Graduate students are at Brandeis to pursue an advanced degree because they have an academic passion, and they take on work at the university to enable their studies. They need the money from their work to afford life expenses while earning their degree, and they need consistency and to be fairly certain of their income in order to budget their life expenses appropriately. This creates a difficult balance between their roles as students and as employees. To this end, they need advocacy to protect their rights and demand just compensation, and it can be very difficult to perform this kind of advocacy as an individual, especially an individual working a significant amount of time while also engaged in full-time or near-full-time study. A labor union would be very beneficial to the graduate student community in this regard.
Institutions overpower individuals. The institution that graduate student workers must work with, and sometimes against, is the university. Graduate students have more than their fair share of grievances against the university, but they attest to feeling afraid to address these with their direct employers for fear of retaliation, such as from professors. As individuals, whose livelihood depends on campus jobs and whose future depends on their degrees, they are vulnerable in the face of a university. But as part of a union, their own institution, graduate student workers can finally advocate for themselves effectively. More than strength in numbers, unions offer institutional structures thanks to their advocacy staff, resources and national networks, systems of support and power unavailable to a lone worker. Specifically, graduate students explain needing an anonymous way to report grievances, because their unique position as students and workers opens them to academic retaliation for speaking about grievances regarding working conditions.

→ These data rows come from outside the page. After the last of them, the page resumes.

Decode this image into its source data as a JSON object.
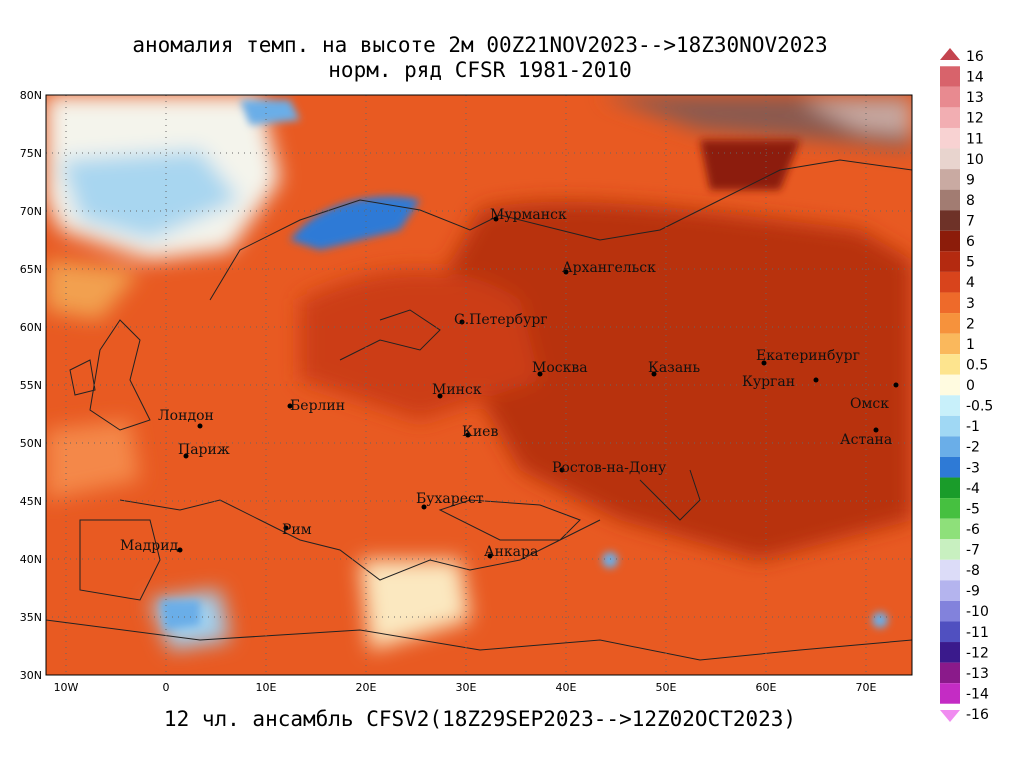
{
  "header": {
    "title_line1": "аномалия темп. на высоте 2м 00Z21NOV2023-->18Z30NOV2023",
    "title_line2": "норм. ряд CFSR 1981-2010"
  },
  "footer": "12 чл. ансамбль CFSV2(18Z29SEP2023-->12Z02OCT2023)",
  "map": {
    "lat_labels": [
      "80N",
      "75N",
      "70N",
      "65N",
      "60N",
      "55N",
      "50N",
      "45N",
      "40N",
      "35N",
      "30N"
    ],
    "lon_labels": [
      "10W",
      "0",
      "10E",
      "20E",
      "30E",
      "40E",
      "50E",
      "60E",
      "70E"
    ],
    "cities": [
      "Мурманск",
      "Архангельск",
      "С.Петербург",
      "Москва",
      "Казань",
      "Екатеринбург",
      "Курган",
      "Омск",
      "Астана",
      "Минск",
      "Киев",
      "Берлин",
      "Лондон",
      "Париж",
      "Ростов-на-Дону",
      "Бухарест",
      "Рим",
      "Мадрид",
      "Анкара"
    ]
  },
  "colorbar": {
    "levels": [
      16,
      14,
      13,
      12,
      11,
      10,
      9,
      8,
      7,
      6,
      5,
      4,
      3,
      2,
      1,
      0.5,
      0,
      -0.5,
      -1,
      -2,
      -3,
      -4,
      -5,
      -6,
      -7,
      -8,
      -9,
      -10,
      -11,
      -12,
      -13,
      -14,
      -16
    ],
    "colors": [
      "#c4444e",
      "#d8636b",
      "#e88a90",
      "#f2aeb2",
      "#f8d2d2",
      "#e8d4ce",
      "#c9aaa2",
      "#a27c72",
      "#6e3228",
      "#8c1c0a",
      "#b42a10",
      "#d8441c",
      "#ee6a2a",
      "#f6923c",
      "#fab85c",
      "#fde48e",
      "#fffbe0",
      "#c8f0fa",
      "#a0d8f4",
      "#6aaee8",
      "#2e7ad6",
      "#1a9c2a",
      "#46c040",
      "#8ee07a",
      "#c8f0c0",
      "#dcdcf8",
      "#b4b4ee",
      "#8282dc",
      "#5050c0",
      "#3a1a8c",
      "#8a1a8a",
      "#c42cc4",
      "#f08cf0"
    ]
  }
}
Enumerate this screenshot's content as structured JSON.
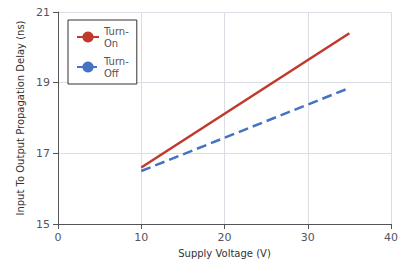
{
  "chart_data": {
    "type": "line",
    "xlabel": "Supply Voltage (V)",
    "ylabel": "Input To Output Propagation Delay (ns)",
    "series": [
      {
        "name": "Turn-\nOn",
        "color": "#c0392b",
        "x": [
          10,
          35
        ],
        "values": [
          16.6,
          20.4
        ],
        "line_style": "solid"
      },
      {
        "name": "Turn-\nOff",
        "color": "#4472c4",
        "x": [
          10,
          35
        ],
        "values": [
          16.5,
          18.85
        ],
        "line_style": "dashed"
      }
    ],
    "xlim": [
      0,
      40
    ],
    "xticks": [
      0,
      10,
      20,
      30,
      40
    ],
    "ylim": [
      15,
      21
    ],
    "yticks": [
      15,
      17,
      19,
      21
    ],
    "grid": true,
    "legend": "upper left"
  }
}
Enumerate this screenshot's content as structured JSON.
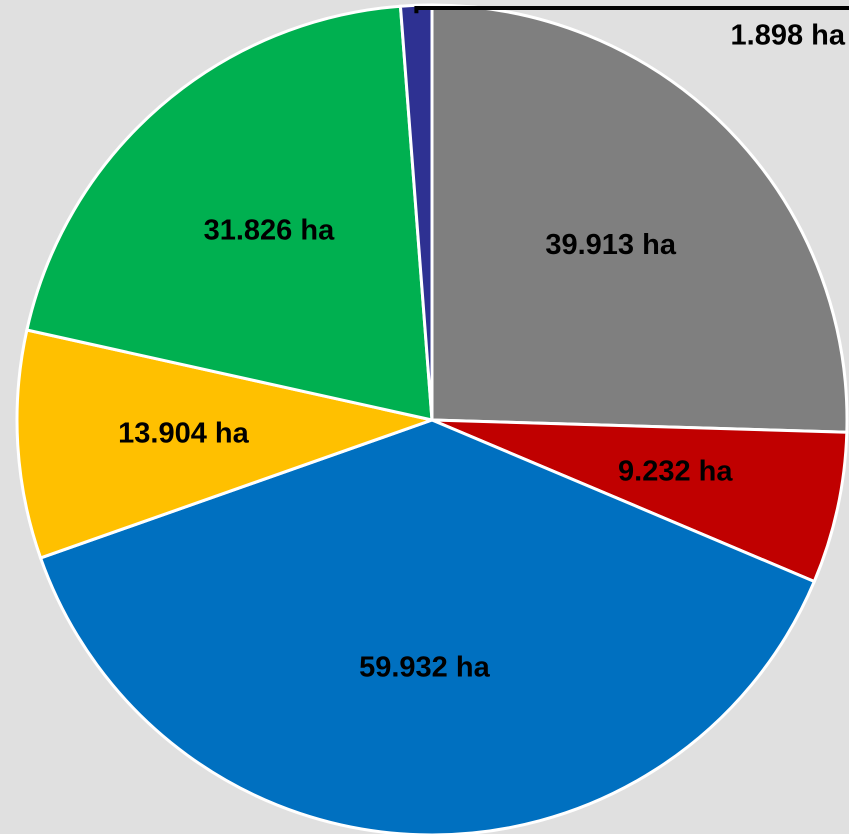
{
  "chart_data": {
    "type": "pie",
    "categories": [
      null,
      null,
      null,
      null,
      null,
      null
    ],
    "values": [
      39.913,
      9.232,
      59.932,
      13.904,
      31.826,
      1.898
    ],
    "value_labels": [
      "39.913 ha",
      "9.232 ha",
      "59.932 ha",
      "13.904 ha",
      "31.826 ha",
      "1.898 ha"
    ],
    "colors": [
      "#7f7f7f",
      "#c00000",
      "#0070c0",
      "#ffc000",
      "#00b050",
      "#2e3192"
    ]
  }
}
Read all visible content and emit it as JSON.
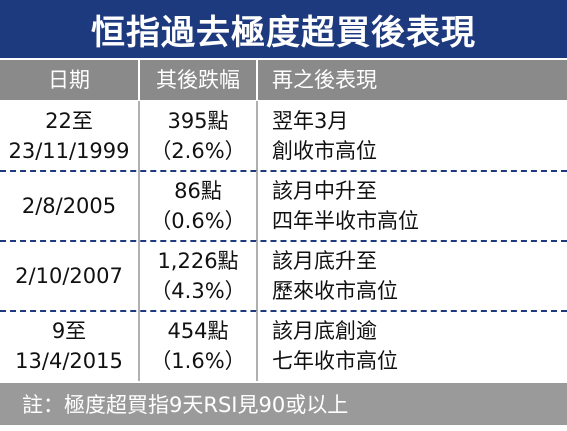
{
  "title": "恒指過去極度超買後表現",
  "table": {
    "header": [
      "日期",
      "其後跌幅",
      "再之後表現"
    ],
    "rows": [
      [
        [
          "22至",
          "23/11/1999"
        ],
        [
          "395點",
          "（2.6%）"
        ],
        [
          "翌年3月",
          "創收市高位"
        ]
      ],
      [
        [
          "2/8/2005"
        ],
        [
          "86點",
          "（0.6%）"
        ],
        [
          "該月中升至",
          "四年半收市高位"
        ]
      ],
      [
        [
          "2/10/2007"
        ],
        [
          "1,226點",
          "（4.3%）"
        ],
        [
          "該月底升至",
          "歷來收市高位"
        ]
      ],
      [
        [
          "9至",
          "13/4/2015"
        ],
        [
          "454點",
          "（1.6%）"
        ],
        [
          "該月底創逾",
          "七年收市高位"
        ]
      ]
    ]
  },
  "footnote": "註：極度超買指9天RSI見90或以上"
}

Brandeis University has a strong tradition of employing unionized workers. Non-student Sodexo workers and librarians are unionized in order to defend their rights and benefits as employees, and Brandeis ought to allow graduate students to acquire the same protections. Moreso, Brandeis sells itself as founded in principles of social justice. But overworking, underpaying and generally exploiting graduate student workers is not socially just.
If the graduate student workers are successful in unionizing, the university should not resist the movement to a unionized workforce. Our graduate student workers, who make up such a significant portion of our community, deserve protection from institutional infringement on their rights as workers, and if they choose a union as the most appropriate way to get that advocacy, then the university ought to recognize and respect that decision.